S’agissant des demandes de régularisation des salariés qui seraient encore sous contrat de travail avec l’association, ceux-ci pourraient demander l’application des nouvelles règles y compris de façon rétroactive[1] mais dans un délai de forclusion de 2 ans à compter de l’entrée en vigueur de la nouvelle loi.

A noter qu’il s’agit d’un délai identique à celui prévu en matière d’actions portant sur l’exécution du contrat de travail (article L. 1471-1 du Code du travail).

En outre, les congés supplémentaires acquis en application des nouvelles dispositions ne pourraient, pour chaque période de référence, excéder le nombre de jours permettant au salarié de bénéficier de 24 jours ouvrables de congés, après prise en compte des jours déjà acquis, pour la même période.

Vers une limitation dans le temps du droit des salariés ayant quitté l’association

Selon l’avis rendu par le Conseil d'État le 11 mars 2024, pour les salariés qui auraient quitté l’entreprise auprès de laquelle des droits à congés payés pourraient être réclamés pour le passé, ce sont les règles de prescription de droit commun qui s’appliqueraient, à savoir la prescription des salaires de 3 ans (article L. 3245-1 du Code du travail), qui joue pour les actions en paiement d’indemnités compensatrices de congés payés.

Par conséquent, en application de cet avis, les salariés dont le contrat de travail a été rompu depuis plus de 3 ans à la date d’entrée en vigueur de la future loi ne pourraient pas agir en justice pour obtenir le paiement d’indemnités compensatrices de congés payés.

Un débat parlementaire qui reste en cours

Des précisions sont encore attendues notamment pour savoir comment ces nouvelles règles s’articuleront avec les dispositions conventionnelles déjà existantes (notamment de la CCN 66 et des accords collectifs CHRS).

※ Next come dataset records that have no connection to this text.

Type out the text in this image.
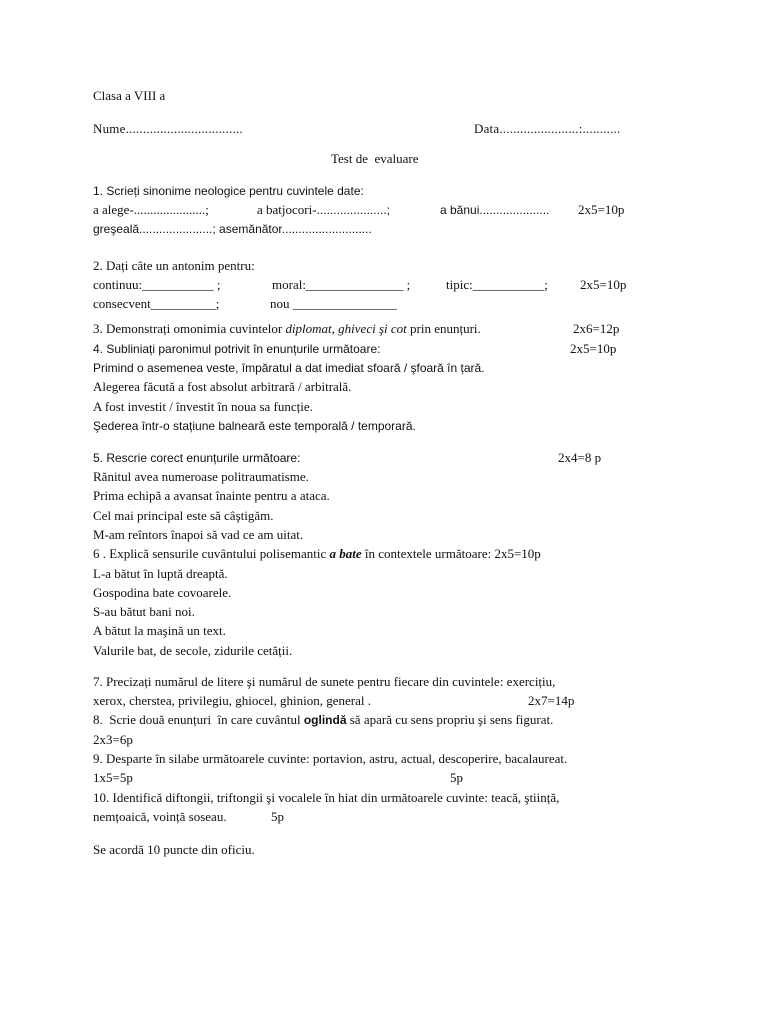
Clasa a VIII a
Nume..................................	Data.......................:...........
Test de  evaluare
1. Scrieți sinonime neologice pentru cuvintele date:
a alege-......................;	a batjocori-.....................;	a bănui..................... 2x5=10p
greşeală......................; asemănător...........................
2. Dați câte un antonim pentru:
continuu:___________ ;	moral:_______________ ;	tipic:___________; 2x5=10p
consecvent__________;	nou ________________
3. Demonstrați omonimia cuvintelor diplomat, ghiveci şi cot prin enunțuri.	2x6=12p
4. Subliniați paronimul potrivit în enunțurile următoare:	2x5=10p
Primind o asemenea veste, împăratul a dat imediat sfoară / şfoară în țară.
Alegerea făcută a fost absolut arbitrară / arbitrală.
A fost investit / învestit în noua sa funcție.
Şederea într-o stațiune balneară este temporală / temporară.
5. Rescrie corect enunțurile următoare:	2x4=8 p
Rănitul avea numeroase politraumatisme.
Prima echipă a avansat înainte pentru a ataca.
Cel mai principal este să câştigăm.
M-am reîntors înapoi să vad ce am uitat.
6 . Explică sensurile cuvântului polisemantic a bate în contextele următoare: 2x5=10p
L-a bătut în luptă dreaptă.
Gospodina bate covoarele.
S-au bătut bani noi.
A bătut la maşină un text.
Valurile bat, de secole, zidurile cetății.
7. Precizați numărul de litere şi numărul de sunete pentru fiecare din cuvintele: exercițiu,
xerox, cherstea, privilegiu, ghiocel, ghinion, general .	2x7=14p
8.  Scrie două enunțuri  în care cuvântul oglindă să apară cu sens propriu şi sens figurat.
2x3=6p
9. Desparte în silabe următoarele cuvinte: portavion, astru, actual, descoperire, bacalaureat.
1x5=5p	5p
10. Identifică diftongii, triftongii şi vocalele în hiat din următoarele cuvinte: teacă, ştiință,
nemțoaică, voință soseau.	5p
Se acordă 10 puncte din oficiu.
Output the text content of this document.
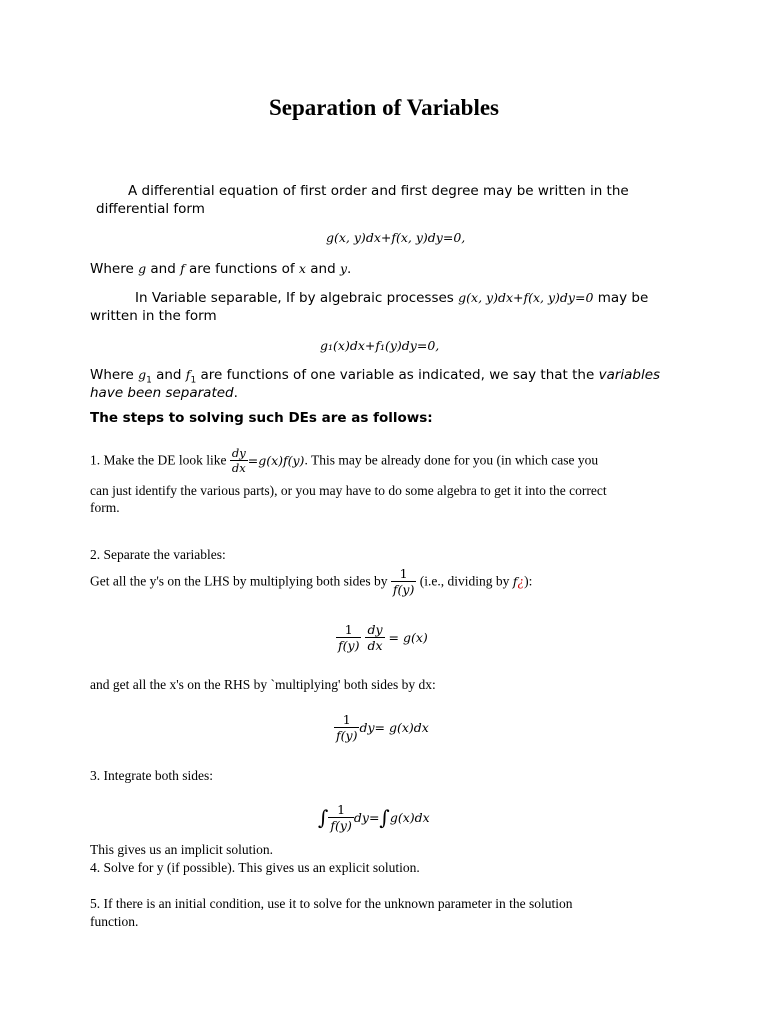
Separation of Variables
A differential equation of first order and first degree may be written in the
differential form
g(x, y)dx+f(x, y)dy=0,
Where g and f are functions of x and y.
In Variable separable, If by algebraic processes g(x, y)dx+f(x, y)dy=0 may be
written in the form
g₁(x)dx+f₁(y)dy=0,
Where $g_1$ and $f_1$ are functions of one variable as indicated, we say that the variables
have been separated.
The steps to solving such DEs are as follows:
1. Make the DE look like $\frac{dy}{dx} =g(x)f(y)$. This may be already done for you (in which case you
can just identify the various parts), or you may have to do some algebra to get it into the correct
form.
2. Separate the variables:
Get all the y's on the LHS by multiplying both sides by $\frac{1}{f(y)} (i.e$., dividing by f¿):
$\frac{1}{f(y)}$
$\frac{dy}{dx} = g(x)$
and get all the x's on the RHS by `multiplying' both sides by dx:
$\frac{1}{f(y)} dy= g(x)dx$
3. Integrate both sides:
∫ $\frac{1}{f(y)} dy=\int g(x)dx$
This gives us an implicit solution.
4. Solve for y (if possible). This gives us an explicit solution.
5. If there is an initial condition, use it to solve for the unknown parameter in the solution
function.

En tout état de cause, de nombreux salariés ont saisi leurs employeurs pour obtenir la mise en conformité de leurs droits avec lesdits arrêts du 13 septembre dernier. D’ici les mois de mai/juin, les employeurs devraient pouvoir répondre à leurs attentes.

A cette occasion, il sera important de spécifier dans les documents délivrés la nature des droits versés et à quelles périodes de référence ils se rapportent, ceci afin d’éviter de nouvelles contestations pour l’avenir.

Enfin, dès que possible, nous communiquerons sur la loi qui sera finalement adoptée au Parlement, sa publication au Journal Officiel étant espérée pour avril/mai (sous réserve de l’absence de saisine du Conseil constitutionnel).  


[1] Depuis le 1er décembre 2009, date d’entrée en vigueur du Traité de Lisbonne, qui a donné une force juridique contraignante à la Charte des droits fondamentaux de l'Union européenne en vertu de laquelle la Cour de cassation a écarté les règles françaises contraires le 13 septembre dernier.